Critiques ciné et autres.

Publié le par Hugo Brown
Publié dans : #Cinéma

A 27 ans, Martti Helde signe son premier long-métrage, Crosswind - la croisée des vents. Un film à la mise en scène radicale et qui porte un message fort. Légèrement poseur mais absolument maîtrisé.

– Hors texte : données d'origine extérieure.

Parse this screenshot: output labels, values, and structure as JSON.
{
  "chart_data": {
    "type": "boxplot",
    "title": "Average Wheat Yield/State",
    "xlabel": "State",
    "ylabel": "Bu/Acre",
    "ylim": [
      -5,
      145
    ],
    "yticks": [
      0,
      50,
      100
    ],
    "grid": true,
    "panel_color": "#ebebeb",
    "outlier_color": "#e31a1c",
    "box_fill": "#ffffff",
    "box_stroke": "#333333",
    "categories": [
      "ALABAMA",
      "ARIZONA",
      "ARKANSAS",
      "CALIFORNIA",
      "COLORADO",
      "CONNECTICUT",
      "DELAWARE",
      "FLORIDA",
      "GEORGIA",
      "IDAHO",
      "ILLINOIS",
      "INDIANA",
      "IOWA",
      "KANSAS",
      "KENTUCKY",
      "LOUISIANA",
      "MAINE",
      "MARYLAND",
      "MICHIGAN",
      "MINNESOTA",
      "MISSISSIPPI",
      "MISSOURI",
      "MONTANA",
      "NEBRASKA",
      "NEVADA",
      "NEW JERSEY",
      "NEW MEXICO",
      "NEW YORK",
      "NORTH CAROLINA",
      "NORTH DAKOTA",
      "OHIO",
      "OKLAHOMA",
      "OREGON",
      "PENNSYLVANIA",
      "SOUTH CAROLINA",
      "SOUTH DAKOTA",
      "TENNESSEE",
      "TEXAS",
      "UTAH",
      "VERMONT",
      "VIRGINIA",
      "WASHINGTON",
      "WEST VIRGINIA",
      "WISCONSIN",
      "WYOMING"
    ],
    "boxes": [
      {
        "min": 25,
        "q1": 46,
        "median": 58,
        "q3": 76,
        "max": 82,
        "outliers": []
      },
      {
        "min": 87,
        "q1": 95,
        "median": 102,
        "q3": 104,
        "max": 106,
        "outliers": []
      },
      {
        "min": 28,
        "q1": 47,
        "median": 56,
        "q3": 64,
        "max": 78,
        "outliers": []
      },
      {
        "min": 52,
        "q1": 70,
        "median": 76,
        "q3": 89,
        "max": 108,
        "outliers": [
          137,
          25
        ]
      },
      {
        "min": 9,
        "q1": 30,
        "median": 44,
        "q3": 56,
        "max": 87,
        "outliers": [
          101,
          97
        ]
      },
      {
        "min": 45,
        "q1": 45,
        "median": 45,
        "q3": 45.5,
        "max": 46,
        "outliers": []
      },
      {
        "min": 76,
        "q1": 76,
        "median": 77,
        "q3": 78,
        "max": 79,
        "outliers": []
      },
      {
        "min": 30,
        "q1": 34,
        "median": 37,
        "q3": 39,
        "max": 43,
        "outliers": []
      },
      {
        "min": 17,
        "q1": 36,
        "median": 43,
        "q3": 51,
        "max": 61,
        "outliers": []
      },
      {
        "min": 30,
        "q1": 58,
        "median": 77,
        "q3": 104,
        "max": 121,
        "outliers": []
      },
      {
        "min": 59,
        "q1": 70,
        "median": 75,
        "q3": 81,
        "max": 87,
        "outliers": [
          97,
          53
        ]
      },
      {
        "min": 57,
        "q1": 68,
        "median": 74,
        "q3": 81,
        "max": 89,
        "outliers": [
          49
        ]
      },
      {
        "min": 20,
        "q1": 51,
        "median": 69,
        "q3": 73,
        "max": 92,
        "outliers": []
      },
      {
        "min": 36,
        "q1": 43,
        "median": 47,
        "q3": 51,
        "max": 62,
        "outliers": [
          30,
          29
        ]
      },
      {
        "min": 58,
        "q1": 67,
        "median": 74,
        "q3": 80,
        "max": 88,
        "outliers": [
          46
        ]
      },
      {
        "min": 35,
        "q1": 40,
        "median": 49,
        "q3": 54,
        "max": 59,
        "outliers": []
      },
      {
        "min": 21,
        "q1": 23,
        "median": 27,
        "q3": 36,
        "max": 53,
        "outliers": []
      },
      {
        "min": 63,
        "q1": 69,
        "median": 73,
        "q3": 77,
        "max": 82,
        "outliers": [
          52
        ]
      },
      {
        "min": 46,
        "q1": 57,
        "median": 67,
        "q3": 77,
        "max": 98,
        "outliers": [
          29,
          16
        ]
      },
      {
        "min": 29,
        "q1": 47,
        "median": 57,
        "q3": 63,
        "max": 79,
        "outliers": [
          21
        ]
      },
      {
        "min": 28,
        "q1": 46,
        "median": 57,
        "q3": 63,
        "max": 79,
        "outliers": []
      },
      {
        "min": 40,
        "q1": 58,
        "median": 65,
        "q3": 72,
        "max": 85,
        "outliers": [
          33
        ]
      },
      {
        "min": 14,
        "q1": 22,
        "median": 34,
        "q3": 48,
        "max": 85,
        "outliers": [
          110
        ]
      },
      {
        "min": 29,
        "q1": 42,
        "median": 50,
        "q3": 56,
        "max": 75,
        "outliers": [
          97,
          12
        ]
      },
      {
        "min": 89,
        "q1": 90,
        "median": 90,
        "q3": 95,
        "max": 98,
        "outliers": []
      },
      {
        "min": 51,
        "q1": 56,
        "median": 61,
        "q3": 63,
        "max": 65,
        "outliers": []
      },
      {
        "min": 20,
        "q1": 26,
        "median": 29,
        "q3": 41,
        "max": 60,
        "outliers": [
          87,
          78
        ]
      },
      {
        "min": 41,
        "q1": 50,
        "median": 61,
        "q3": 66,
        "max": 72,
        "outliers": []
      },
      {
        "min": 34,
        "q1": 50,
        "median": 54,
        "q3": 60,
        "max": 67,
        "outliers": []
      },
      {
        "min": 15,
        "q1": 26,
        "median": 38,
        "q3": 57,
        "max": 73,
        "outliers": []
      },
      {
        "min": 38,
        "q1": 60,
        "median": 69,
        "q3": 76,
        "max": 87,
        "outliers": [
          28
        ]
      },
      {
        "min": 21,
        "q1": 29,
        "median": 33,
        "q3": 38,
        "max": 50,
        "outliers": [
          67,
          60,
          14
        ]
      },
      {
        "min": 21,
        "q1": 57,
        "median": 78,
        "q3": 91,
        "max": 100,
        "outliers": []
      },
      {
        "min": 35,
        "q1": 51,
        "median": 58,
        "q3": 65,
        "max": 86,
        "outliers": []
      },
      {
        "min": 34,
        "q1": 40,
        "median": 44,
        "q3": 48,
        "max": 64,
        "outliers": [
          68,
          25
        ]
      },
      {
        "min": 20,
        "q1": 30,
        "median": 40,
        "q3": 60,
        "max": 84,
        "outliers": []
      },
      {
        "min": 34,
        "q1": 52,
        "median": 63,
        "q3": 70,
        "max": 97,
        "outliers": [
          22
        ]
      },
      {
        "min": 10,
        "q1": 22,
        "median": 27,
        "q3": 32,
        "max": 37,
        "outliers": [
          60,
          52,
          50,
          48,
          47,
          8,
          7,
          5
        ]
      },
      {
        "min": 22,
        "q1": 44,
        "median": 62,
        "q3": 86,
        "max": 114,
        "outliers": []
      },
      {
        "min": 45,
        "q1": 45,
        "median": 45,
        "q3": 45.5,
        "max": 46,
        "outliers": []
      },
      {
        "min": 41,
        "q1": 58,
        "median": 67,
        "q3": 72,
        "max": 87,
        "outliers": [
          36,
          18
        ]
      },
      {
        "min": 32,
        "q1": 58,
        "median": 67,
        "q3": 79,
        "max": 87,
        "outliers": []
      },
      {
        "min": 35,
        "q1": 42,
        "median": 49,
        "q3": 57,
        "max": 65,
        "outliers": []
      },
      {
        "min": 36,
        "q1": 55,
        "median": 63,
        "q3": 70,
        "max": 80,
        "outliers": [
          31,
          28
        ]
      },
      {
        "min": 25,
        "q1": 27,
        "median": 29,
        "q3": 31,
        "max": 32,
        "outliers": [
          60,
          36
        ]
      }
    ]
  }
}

"Crosswind - la croisée des vents", un film de Martti Helde

Le 14 juin 1941, les familles estoniennes sont chassées de leurs foyers, sur ordre de Staline. Erna, une jeune mère de famille, est envoyée en Sibérie avec sa petite fille, loin de son mari. Durant 15 ans, elle lui écrira pour lui raconter la peur, la faim, la solitude, sans jamais perdre l’espoir de le retrouver. "Crosswind" met en scène ses lettres d’une façon inédite.

 

 

La sortie française d'un film estonien est assez rare pour être remarquée, et d'autant plus quand il s'agit d'un premier film. Martti Helde, 27 ans, fait déjà preuve de la maîtrise formelle des plus grands. Pour son premier long, ce passionné d'histoire a tenu à rendre hommage aux victimes d'un épisode méconnu du XXème siècle, la déportation de dizaines de milliers d'Estoniens sur ordre de Staline pendant le Seconde Guerre Mondiale. Le jeune cinéaste s'est beaucoup documenté avant la réalisation laborieuse de ce premier film (trois années de tournage avec peu de moyens) pour offrir un témoignage fort inspiré par les lettres d'une femme déportée à son mari déporté dans un autre camp et qu'elle ne reverra jamais.

 

Loin des reconstitutions hollywoodiennes, Martti Helde choisit un procédé radical pour mettre en scène les lettres de son héroïne, lues en voix off alors que l'image nous plonge dans un ballet figé photographié dans un noir et blanc contrasté. C'est le parti pris osé du film. La caméra navigue en longs travellings au milieu de tableaux vivants (rafle, trains, camps de travail…), les acteurs immobiles comme des statues. Au spectateur d'imaginer le mouvement avec la seule aide du son la plupart du temps non synchrone avec l'image mais recréant ce qu'on pourrait appeler une "ambiance" sonore de ce qui est vécu à l'écran. Martti Helde impose ce choix avec une grande virtuosité, qui impressionne pendant 90 minutes, sans renoncer au postulat formel de départ, à part quelques séquences plus classiques, avant l'arrestation, en début de métrage. Le film se heurte parfois à un seul écueil, celui de la pose. En effet, il y a quelque chose de "petit malin" dans le procédé de mise en scène, qui nuit un peu à l'émotion, mais ce Crosswind reste tout de même un objet cinématographique assez original pour retenir l'attention.